Certainly welcome here; BDSM topics are hardly uncommon.

But I'm uncertain what your actual experience is. IME, very few people are capable of maintaining an actual 24/7 slave role for more than a few months. Though there's Romance to it, this is generally short-term.
 
Welcome to the forum, vanillasub.

I am relatively new to polyamory myself and just beginning to explore aspects of kink/bdsm in one of my relationships.

I'm sure you'll find a wealth of helpful, empathetic and at times challenging input from members here. Personally, the feedback and advice I've gotten from this forum has been invaluable as I've been coming to terms with the paradigm shift from mono to poly.
 
Thanks Al99, Ravenscroft, and Lunabunny. Your insights are valued, especially as many of you have “been there, done that”, or are also figuring it out.

Also, a quick correction to a typo in my initial response: it should have read “clarification” rather than “clarfication”. (I didn't see that before the 12-hour edit window ran out.)

Ravenscroft (great handle, btw), with respect to your comment:

But I'm uncertain what your actual experience is. IME, very few people are capable of maintaining an actual 24/7 slave role for more than a few months. Though there's Romance to it, this is generally short-term.

Admittedly my experience is practically nil (although in my head it goes back decades, lol). I am sufficiently aware of the challenges of maintaining that role IRL that I'd more likely describe my ideal role as sub rather than slave (in spite of my avatar), as part of a vee or triad, which could take many forms based on what organically develops. I guess other configurations could also be possible, although I'm still learning about that, and my preference would be for the smallest and most intimate circle possible that could meet everyone's needs (and provide some measure of safety and security).

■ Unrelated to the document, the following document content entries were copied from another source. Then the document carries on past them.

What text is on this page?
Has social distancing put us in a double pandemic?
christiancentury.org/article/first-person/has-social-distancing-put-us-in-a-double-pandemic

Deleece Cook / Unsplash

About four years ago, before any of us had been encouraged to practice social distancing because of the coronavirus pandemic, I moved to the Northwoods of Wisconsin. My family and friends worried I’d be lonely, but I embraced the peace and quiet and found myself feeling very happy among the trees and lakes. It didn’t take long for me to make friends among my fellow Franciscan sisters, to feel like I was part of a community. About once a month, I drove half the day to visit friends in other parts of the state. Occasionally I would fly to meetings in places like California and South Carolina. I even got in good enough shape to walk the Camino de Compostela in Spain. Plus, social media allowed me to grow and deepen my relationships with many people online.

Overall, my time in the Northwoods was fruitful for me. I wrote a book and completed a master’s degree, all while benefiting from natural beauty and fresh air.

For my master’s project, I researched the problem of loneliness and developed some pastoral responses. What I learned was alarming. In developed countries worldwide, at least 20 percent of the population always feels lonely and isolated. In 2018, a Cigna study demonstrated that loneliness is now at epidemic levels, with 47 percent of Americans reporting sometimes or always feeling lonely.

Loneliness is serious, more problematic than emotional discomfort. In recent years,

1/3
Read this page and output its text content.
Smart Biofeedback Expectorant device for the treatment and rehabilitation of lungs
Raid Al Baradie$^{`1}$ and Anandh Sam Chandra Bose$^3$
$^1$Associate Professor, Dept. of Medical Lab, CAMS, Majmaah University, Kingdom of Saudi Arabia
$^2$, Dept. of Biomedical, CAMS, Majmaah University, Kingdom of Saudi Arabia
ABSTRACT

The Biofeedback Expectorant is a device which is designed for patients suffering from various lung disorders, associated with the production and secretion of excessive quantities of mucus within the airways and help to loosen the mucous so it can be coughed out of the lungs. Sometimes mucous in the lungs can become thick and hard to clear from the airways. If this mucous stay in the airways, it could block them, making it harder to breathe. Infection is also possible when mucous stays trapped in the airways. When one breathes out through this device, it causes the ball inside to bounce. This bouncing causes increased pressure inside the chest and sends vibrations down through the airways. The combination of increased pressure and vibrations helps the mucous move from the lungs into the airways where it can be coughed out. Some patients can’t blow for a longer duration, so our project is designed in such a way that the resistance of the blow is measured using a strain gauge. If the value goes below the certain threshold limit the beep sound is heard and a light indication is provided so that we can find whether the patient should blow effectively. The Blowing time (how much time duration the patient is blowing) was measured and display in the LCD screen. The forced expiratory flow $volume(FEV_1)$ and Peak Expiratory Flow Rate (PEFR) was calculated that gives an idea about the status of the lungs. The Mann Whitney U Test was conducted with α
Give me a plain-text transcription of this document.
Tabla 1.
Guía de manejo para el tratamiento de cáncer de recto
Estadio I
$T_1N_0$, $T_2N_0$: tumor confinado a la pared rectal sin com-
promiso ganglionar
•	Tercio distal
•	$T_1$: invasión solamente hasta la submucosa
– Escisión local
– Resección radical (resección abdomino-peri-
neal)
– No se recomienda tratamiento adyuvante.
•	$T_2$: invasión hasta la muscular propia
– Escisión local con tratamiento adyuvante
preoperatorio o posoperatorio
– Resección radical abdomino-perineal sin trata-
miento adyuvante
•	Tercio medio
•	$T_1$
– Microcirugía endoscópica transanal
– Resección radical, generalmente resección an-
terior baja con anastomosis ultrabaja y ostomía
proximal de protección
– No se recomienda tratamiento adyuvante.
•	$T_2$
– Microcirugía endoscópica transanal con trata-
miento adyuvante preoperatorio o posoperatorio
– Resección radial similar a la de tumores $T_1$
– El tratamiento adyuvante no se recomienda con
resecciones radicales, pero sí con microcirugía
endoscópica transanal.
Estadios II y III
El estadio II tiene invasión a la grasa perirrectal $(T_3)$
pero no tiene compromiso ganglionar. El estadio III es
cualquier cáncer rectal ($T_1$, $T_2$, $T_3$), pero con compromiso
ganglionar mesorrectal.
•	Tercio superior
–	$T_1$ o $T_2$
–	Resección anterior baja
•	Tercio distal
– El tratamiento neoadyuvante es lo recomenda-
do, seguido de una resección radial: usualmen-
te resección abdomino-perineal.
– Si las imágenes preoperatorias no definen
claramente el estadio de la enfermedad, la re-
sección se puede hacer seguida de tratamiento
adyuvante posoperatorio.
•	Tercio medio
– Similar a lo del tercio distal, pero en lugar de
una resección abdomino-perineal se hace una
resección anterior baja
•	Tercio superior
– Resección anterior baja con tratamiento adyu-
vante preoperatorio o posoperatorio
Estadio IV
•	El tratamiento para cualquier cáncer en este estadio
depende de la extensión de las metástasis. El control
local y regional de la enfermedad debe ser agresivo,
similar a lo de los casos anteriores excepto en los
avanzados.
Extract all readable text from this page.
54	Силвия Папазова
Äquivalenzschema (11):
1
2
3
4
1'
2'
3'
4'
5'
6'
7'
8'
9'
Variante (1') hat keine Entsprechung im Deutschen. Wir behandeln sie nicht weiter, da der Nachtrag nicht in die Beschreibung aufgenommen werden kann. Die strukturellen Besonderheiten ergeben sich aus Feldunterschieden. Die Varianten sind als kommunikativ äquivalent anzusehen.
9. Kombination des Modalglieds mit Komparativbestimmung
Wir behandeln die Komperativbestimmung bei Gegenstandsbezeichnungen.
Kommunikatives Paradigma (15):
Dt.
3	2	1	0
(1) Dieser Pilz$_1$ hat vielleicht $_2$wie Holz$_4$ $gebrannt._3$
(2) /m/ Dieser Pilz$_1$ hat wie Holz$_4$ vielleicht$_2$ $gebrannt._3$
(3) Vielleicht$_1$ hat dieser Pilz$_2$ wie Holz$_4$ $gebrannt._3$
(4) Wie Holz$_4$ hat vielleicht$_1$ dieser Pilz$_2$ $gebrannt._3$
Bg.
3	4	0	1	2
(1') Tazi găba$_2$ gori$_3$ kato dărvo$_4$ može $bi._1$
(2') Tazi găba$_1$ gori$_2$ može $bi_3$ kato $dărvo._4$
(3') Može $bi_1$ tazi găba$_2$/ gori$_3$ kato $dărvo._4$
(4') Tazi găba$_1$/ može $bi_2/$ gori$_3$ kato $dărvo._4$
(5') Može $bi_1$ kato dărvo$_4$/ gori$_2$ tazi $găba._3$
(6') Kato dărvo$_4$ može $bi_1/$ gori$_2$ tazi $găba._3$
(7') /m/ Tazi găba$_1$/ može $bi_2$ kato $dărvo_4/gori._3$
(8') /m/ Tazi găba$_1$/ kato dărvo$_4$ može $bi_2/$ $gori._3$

I could go into this further, but I'm mindful of what Mags said about BDSM being outside the parameters of poly, and don't wish to go too far off-topic. I probably shared too much as is, although for me they're inextricably related.

Anyway, I love the discussions and I'm glad I found you all.

Respectfully,

vanillasub
 
I've had a couple of subs, who I've elsewhere described as "attack dogs." :) When they'd walk into a party & I'd hear conversation collapse at recognizing their presence, I was proud for them.

In neither case did I "train" them. I simply asked them to trust their strength, & accept that I lent my strength to them. It's slaves who are trained.

Incidentally, there's plenty of BDSM discussion on this site. You might begin by looking into the dozens of Threads Tagged with bdsm.